Bu ana, oğlu daha beşik çocuğuyken, O’na yurt ve ulus sevgisini aşılayan
ninnilerden başlayarak O’nu her çağında aynı anlayışla büyütmüş; köyde, kentte öğrenime
göndermiş; oğluna bilgi ve bilim aşılamıştı. Yetişen, konumunu bulan kurtarıcı
oğlunu o, Mustafa Kemal yapmıştı.
Anasını
ziyaretlerinin her birinde Atatürk, anasının kutlu (mübarek) elini büyük bir saygıyla öperdi. Sonra anasının
karşısında o büyük adam küçülür, Mustafa, hatta Mustafacık olurdu.
Çankaya’da
bu ana-oğul görüşmelerinin birinde tanık olduğum bir durumu, değeri sınırsız olan
bayan Zübeyde’nin etkin zekasının bir örneği olarak sunacağım.
Atatürk,
anasının elini öptü. Bayan Zübeyde, oğluna elini uzatırken coşkun sevgisinin gözlerinde toplanan
bütün ifadesiyle Atatürk’ü bağrına basmak istiyordu. O’nu kucakladıktan sonra, aziz Türk ulusuna
eşsiz bir kurtarıcı kahraman veren ana olmak dolayısıyla gururlanmalıydı. Ancak öyle olmadı.

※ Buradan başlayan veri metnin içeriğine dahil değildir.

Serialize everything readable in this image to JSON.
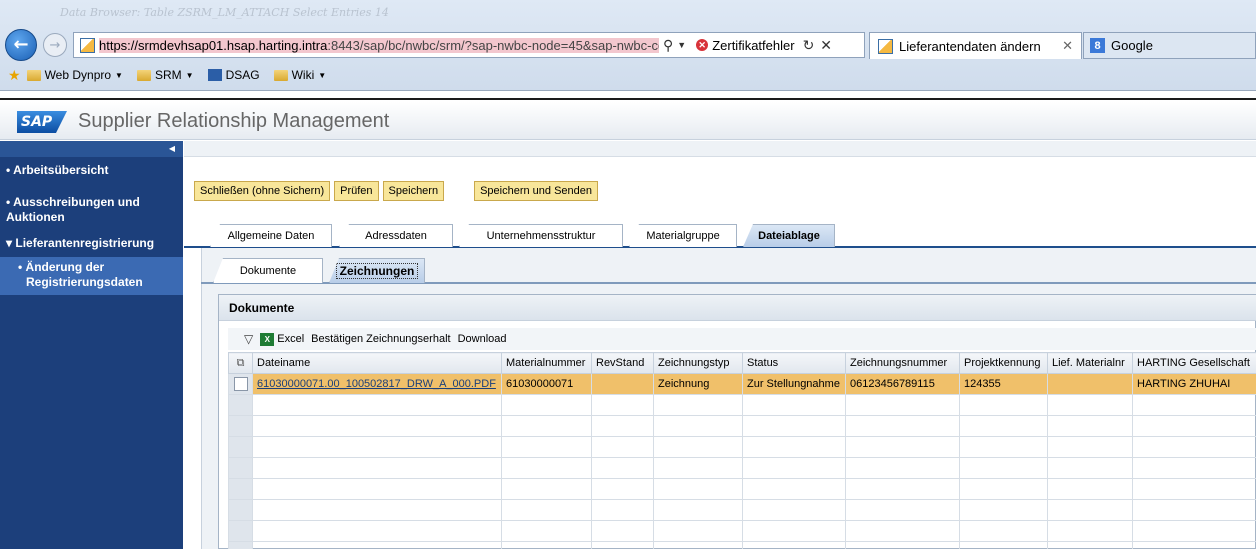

Mutluluğu gülen ve şirin yüzünden okunan o büyük Türk anası, kolları arasında uzaklaşan ciğerparesinin
eline sarıldı. Atatürk "Ne yapıyorsun anne?" dedi. Elini çekmek istedi.
Bayan
Zübeyde, sakince ve kesin bir ciddiyetle "Ben senin ananım. Sen benim elimi öpmekle bana karşı olan görevini
yapıyorsun ancak sen de yurdu ve ulusu kurtaran bir devlet başkanısın. Ben de bu aziz ulusun bir bireyiyim,
uyruğuyum. Elini öpebilirim." yanıtını verdi.
Bayan
Zübeyde, bu hareketiyle, oğlunun elini öpmekten çok oğlunun konumunun en büyük saygıya değer olduğunu
çevresindekilere işaret ediyordu. Büyük Türk anası, sayın bayan Zübeyde’yi ne zaman anımsasam gözlerim
yaşarır. O’nun buna benzer anıları önünde derin saygı duyarım.